Last weekend, we went to the Corcoran‘s Family Day, where we saw a breakdancing/tap dancing performance, tie dyed handkerchiefs, participated in a drum circle, took in the art and generally enjoyed ourselves for several hours. It’s having amazing free stuff like this that helps balance out some of the other costs of living in the city (you know, the monetary ones). The kids were super engaged, especially BalletBoy, who seemed to get over his whiny attitude once he was back out in a large group of people again (reminder to self: BalletBoy is an alien who likes to interact with people nonstop, otherwise known as an extrovert). Here’s BalletBoy making an edible color wheel (Nilla wafers with icing mixed from little pots containing the primary colors).

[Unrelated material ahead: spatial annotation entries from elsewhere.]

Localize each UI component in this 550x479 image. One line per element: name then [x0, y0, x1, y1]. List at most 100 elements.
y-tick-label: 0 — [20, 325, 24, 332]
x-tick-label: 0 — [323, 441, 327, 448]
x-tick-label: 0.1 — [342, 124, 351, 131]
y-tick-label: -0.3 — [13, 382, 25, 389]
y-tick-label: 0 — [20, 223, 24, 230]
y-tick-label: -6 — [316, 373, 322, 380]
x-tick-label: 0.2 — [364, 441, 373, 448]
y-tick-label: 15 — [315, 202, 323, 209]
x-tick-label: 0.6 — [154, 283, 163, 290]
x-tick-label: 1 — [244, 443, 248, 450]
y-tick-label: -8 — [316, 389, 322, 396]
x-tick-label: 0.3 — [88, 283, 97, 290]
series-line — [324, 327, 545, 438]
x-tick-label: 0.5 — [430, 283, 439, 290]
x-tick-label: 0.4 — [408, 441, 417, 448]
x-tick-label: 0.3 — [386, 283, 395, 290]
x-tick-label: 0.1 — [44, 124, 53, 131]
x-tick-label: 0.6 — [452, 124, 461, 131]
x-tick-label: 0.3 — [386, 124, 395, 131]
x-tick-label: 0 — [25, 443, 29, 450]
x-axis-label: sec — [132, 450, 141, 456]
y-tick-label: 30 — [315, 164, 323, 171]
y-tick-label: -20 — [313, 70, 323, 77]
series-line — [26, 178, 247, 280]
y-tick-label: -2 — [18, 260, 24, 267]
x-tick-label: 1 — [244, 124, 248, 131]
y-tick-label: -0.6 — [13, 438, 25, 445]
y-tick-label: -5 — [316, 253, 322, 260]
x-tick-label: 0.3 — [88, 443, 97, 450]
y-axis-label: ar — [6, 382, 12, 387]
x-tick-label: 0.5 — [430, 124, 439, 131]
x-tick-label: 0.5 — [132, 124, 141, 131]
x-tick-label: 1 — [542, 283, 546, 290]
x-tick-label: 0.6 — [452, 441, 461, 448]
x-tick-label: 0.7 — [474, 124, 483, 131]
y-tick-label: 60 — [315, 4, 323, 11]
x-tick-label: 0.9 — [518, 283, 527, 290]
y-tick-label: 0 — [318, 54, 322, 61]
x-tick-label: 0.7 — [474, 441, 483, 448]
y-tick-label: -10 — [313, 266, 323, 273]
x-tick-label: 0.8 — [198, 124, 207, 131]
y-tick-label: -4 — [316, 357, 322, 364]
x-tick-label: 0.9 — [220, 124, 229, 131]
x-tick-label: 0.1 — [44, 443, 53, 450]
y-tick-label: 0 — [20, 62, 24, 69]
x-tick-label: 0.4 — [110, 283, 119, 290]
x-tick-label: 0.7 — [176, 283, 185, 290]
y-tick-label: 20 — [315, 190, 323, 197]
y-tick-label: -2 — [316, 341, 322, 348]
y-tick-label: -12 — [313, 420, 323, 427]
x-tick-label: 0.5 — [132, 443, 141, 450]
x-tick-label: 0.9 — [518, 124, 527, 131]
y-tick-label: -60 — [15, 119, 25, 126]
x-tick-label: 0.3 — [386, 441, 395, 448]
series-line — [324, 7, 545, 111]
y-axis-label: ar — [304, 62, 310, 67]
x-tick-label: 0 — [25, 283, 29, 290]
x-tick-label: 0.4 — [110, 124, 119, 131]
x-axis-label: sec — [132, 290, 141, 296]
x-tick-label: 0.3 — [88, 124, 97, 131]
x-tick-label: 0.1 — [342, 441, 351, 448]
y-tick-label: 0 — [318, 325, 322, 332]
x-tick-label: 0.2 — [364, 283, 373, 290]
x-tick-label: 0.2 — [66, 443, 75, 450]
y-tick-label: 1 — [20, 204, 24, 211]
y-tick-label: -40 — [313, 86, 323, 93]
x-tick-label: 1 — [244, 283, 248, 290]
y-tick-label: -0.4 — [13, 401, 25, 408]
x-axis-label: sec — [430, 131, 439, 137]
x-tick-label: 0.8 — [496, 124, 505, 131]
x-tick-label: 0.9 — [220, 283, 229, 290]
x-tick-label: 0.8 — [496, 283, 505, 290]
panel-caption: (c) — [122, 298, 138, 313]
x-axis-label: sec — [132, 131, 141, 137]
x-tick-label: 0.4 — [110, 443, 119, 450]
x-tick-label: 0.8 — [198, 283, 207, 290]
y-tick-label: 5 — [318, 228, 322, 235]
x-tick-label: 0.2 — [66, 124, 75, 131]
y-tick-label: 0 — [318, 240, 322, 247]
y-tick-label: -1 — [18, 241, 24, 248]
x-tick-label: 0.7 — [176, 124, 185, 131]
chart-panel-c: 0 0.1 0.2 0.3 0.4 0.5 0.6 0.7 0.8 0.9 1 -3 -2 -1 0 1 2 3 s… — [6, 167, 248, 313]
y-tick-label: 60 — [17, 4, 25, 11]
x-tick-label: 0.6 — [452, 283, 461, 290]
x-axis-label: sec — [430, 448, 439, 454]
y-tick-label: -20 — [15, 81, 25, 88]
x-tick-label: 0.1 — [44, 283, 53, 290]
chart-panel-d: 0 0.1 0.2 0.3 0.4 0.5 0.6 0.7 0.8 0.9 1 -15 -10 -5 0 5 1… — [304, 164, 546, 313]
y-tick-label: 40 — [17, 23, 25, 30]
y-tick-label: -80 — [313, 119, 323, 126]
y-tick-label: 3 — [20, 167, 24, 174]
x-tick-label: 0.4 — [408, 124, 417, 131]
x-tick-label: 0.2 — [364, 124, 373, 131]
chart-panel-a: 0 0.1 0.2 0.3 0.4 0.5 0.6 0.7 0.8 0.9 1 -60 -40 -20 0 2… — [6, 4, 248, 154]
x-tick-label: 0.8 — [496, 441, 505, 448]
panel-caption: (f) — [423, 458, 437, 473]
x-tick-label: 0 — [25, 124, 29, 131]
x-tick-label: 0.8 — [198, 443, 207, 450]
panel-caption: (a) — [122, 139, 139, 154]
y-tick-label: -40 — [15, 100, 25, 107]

The exhibit that’s wrapping up now shows off the Washington Color School painters, such as Gene Davis and Thomas Downing. This was an abstract movement in the 1960’s that utilized lots of bright, big blocks of color. Our city sometimes seems pretty stuffy what with our government bureaucrats everywhere, so the Color School painters (along with Duke Ellington’s jazz, go-go music, and Ben’s Chili Bowl) is one of our few cool cultural achievements. You can see some of Davis’s stripes and Downing’s cool circles below. When you get right up to Davis’s striped paintings, many of them seem to be moving.
Well, after doing all the various activities, we saw the exhibit and BalletBoy immediately noticed all the connections to the activities we had done. Circles! – like the color wheel! Stripes! – like the masking tape art workshop! Dyed cloth! – like the tie dying! I usually do art the other way around and most of the time when we encounter art (such as through the National Gallery’s Stories in Art program), it’s also done the other way around. We see the art then do the activity that somehow emulates it. That works, but with this my brain just went, a-ha! Clearly doing it backwards works as well to help kids appreciate the art better.
Well, since then, BalletBoy has been inspired. He’s been hard at work creating lots of stripes of bright color and arrangements of shapes. This one was on one of the white boards, so it needed to be photographed to be captured anyway.